SoftBank shares rise after its chip unit Arm files for a Nasdaq listing, South Korea's consumer sentiment weakens for the first time in six months, Hong Kong's inflation rate slows more than expected, UBS identifies stocks that could drag the Stoxx Europe 600 down 10%, and the 10-year Treasury yield hits its highest level since 2007.
U.S. stocks surged on Wednesday, with the Nasdaq leading the way, fueled by optimism over Nvidia Corp.'s earnings and the S&P 500 ending its 36-day streak without a 1% gain.
Salesforce shares surged 6% in after-hours trading as the company exceeded Wall Street's expectations with strong quarterly results and increased guidance, driven by growth in all product categories and a focus on artificial intelligence.

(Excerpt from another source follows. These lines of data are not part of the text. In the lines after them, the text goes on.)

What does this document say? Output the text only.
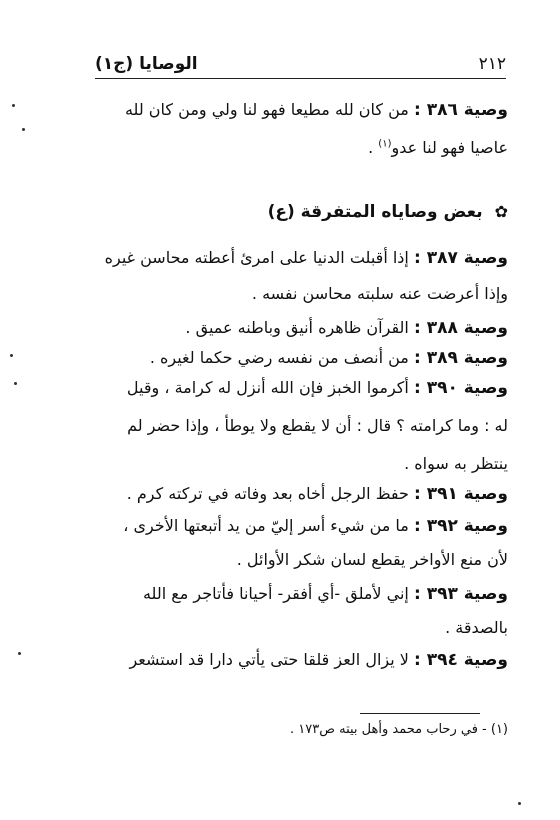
٢١٢
الوصايا (ج١)
وصية ٣٨٦ : من كان لله مطيعا فهو لنا ولي ومن كان لله
عاصيا فهو لنا عدو$^{(١)}$ .
✿ بعض وصاياه المتفرقة (ع)
وصية ٣٨٧ : إذا أقبلت الدنيا على امرئ أعطته محاسن غيره
وإذا أعرضت عنه سلبته محاسن نفسه .
وصية ٣٨٨ : القرآن ظاهره أنيق وباطنه عميق .
وصية ٣٨٩ : من أنصف من نفسه رضي حكما لغيره .
وصية ٣٩٠ : أكرموا الخبز فإن الله أنزل له كرامة ، وقيل
له : وما كرامته ؟ قال : أن لا يقطع ولا يوطأ ، وإذا حضر لم
ينتظر به سواه .
وصية ٣٩١ : حفظ الرجل أخاه بعد وفاته في تركته كرم .
وصية ٣٩٢ : ما من شيء أسر إليّ من يد أتبعتها الأخرى ،
لأن منع الأواخر يقطع لسان شكر الأوائل .
وصية ٣٩٣ : إني لأملق -أي أفقر- أحيانا فأتاجر مع الله
بالصدقة .
وصية ٣٩٤ : لا يزال العز قلقا حتى يأتي دارا قد استشعر
(١) - في رحاب محمد وأهل بيته ص١٧٣ .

Arm Holdings Ltd, owned by SoftBank Group Corp, is planning to launch its roadshow for investors after Labor Day and set a price range for its much-anticipated IPO in September, with SoftBank selling about 10% of Arm's shares at a valuation of $60 billion to $70 billion.
Arm, the chip design firm, has attracted interest from major technology companies such as Apple, Google, and Nvidia, as well as chip foundry operators Intel, Samsung, and TSMC, in its bid to go public on Nasdaq with a potential market capitalization of $52 billion and $5 billion in new cash.
Arm Holdings, owned by Softbank, has received investor demand that is six times the amount it is seeking in its $5 billion stock market debut, making it more likely to reach its targeted price range of $47 to $51 per share.
Arm Holdings stock begins trading on the Nasdaq at $51 per share, meeting expectations, while markets analyze inflation figures and the potential impact on the Federal Reserve's rate-setting policy.
UK-based chip designer Arm made its Nasdaq debut with the largest IPO since 2021, trading at $56 per share, bringing the company's market cap to nearly $60 billion, and opening the door for a wave of new IPOs.
Stocks surged as the Dow Jones Industrial Average rose, driven by strong performances from Goldman Sachs, Caterpillar, and Arm, while the tech-heavy Nasdaq and the S&P 500 also saw gains; strong consumer data and positive economic indicators contributed to the market's optimism.
SoftBank's initial public offering of Arm Holdings was a success, with the shares gaining 25% on their debut, although the company left potential profits on the table by pricing the IPO lower than it could have been.
Arm stock is experiencing a second day of gains and is currently more popular than Apple.
Arm Holdings' stock had a strong IPO, but recent sell-offs and high valuations have raised concerns about its future performance, leading to a "Sell" rating and a price target of $46 per share from Bernstein analyst Sara Russo. While Arm is a frontrunner in the semiconductor industry and has value in its architecture, investors should temper their expectations, as its exposure to AI is limited compared to companies like Nvidia. Analyst ratings on ARM stock range from "Buy" to "Sell," with an average price target of $51.67, implying a potential downside of 2.3%.